Basic Help Menu by Wade Clarke


Chapter: Overview

The Basic Help Menu provides a HELP command (with synonyms HINT, HINTS, ABOUT and INFO) which will bring up a help menu system in your Glulx or Z-Code project for Inform version 6M62 or greater. The menus contain a set of introductory instructions on how to play interactive fiction.

An optional additional menu called 'the table of setting options' is included (and it's used in the example project) which adds controls for managing verbosity and score notification to the menus. This menu is not included by default because both these features are being used by fewer Inform projects these days.

Basic Help Menu is essentially an update of Emily Short's Basic Help Menu extension to make it compatible with my own new Menus extension. This extension's prose content is 99% identical to that in Emily's Basic Help Menu, so the author of the instructions which will appear in your game is really Emily Short. As Emily's Basic Help Menu is to Emily's classic Menus extension, my Basic Help Menu is to my new Menus extension.

This version 4 of Basic Help Menu depends upon the extension Menus (by Wade Clarke, version 5 at least) to function, and tries to include it in your game automatically. If you have not already done so, you will need to download Menus from Inform's Public Library and add it to your Inform extensions collection.

Version 4 of Basic Help Menu requires Inform 6M62 or greater.

Chapter: Usage

For any given game, you're likely to want to modify the menu content. This extension defines a table of help contents, the table of instruction options (which contains the help text) and the table of setting options (which lets the player turn score notification and verbosity on and off, but which is NOT included in the help system by default). You should certainly modify the introduction stub in the table of help contents, which otherwise just says 'Welcome to (your game) ' when selected by a player. For the instructions on creating / editing help menus, please refer to the documentation of the Menus extension.

To add the verbosity and score notification functionality to your own project, add a submenu link in your menu system to the table of setting options.
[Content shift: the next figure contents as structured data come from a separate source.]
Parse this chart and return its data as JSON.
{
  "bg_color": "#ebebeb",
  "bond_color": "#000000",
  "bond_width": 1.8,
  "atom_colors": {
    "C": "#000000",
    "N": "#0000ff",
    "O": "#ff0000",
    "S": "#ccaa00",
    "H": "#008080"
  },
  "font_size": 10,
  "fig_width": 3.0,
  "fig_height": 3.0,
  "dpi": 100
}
* How to manage a modified version of this extension?

From Inform 6L02 onwards, you can save a copy of an extension you've modified for use with a particular project in that project's materials folder. Within 'materials', create an 'Extensions' folder, and inside that create a 'Wade Clarke' folder (extensions are filed by author name). If you put a copy of 'Basic Help Menu' into that Wade Clarke folder, you can hack it all you want to suit your project without affecting any other projects or the vanilla copy of the extension in your primary extensions colllection.

Example: * Basics - A very small game mostly consisting of help.

"Basics"

The Room of Bewilderment is a room. In the Room of Bewilderment is a panel of 57 brass buttons, a trap door, a lever marked DO NOT PULL, a brightly-gleaming sawblade, and a sheet of instructions in Mandarin.

When play begins:
     say "You step into the Room of Bewilderment with the words of the host ringing in your ears: you can always ask for HELP.";
     choose row 1 in table of help contents;
     now description entry is "Basics is a very small game consisting almost entirely of its help content. Its purpose is to demonstrate the Basic Help Menu extension."

Include Basic Help Menu by Wade Clarke.

table of help contents (continued)
title (text)     subtable (table name)     description (text)     used (number)     bookpage (number)     localpage (number)
"Contacting the author"     --     "If you have any difficulties with [story title], please contact me at..."
"Hints"     table of hints     --
"Settings"     table of setting options     --

table of hints
title (text)     subtable (table name)     description (text)     used (number)     bookpage (number)     localpage (number)
"What do I do with the string?"     table of hinting     "Remember that you know how to macrame."
"hint"     --     "Oh, come now, isn't it obvious?"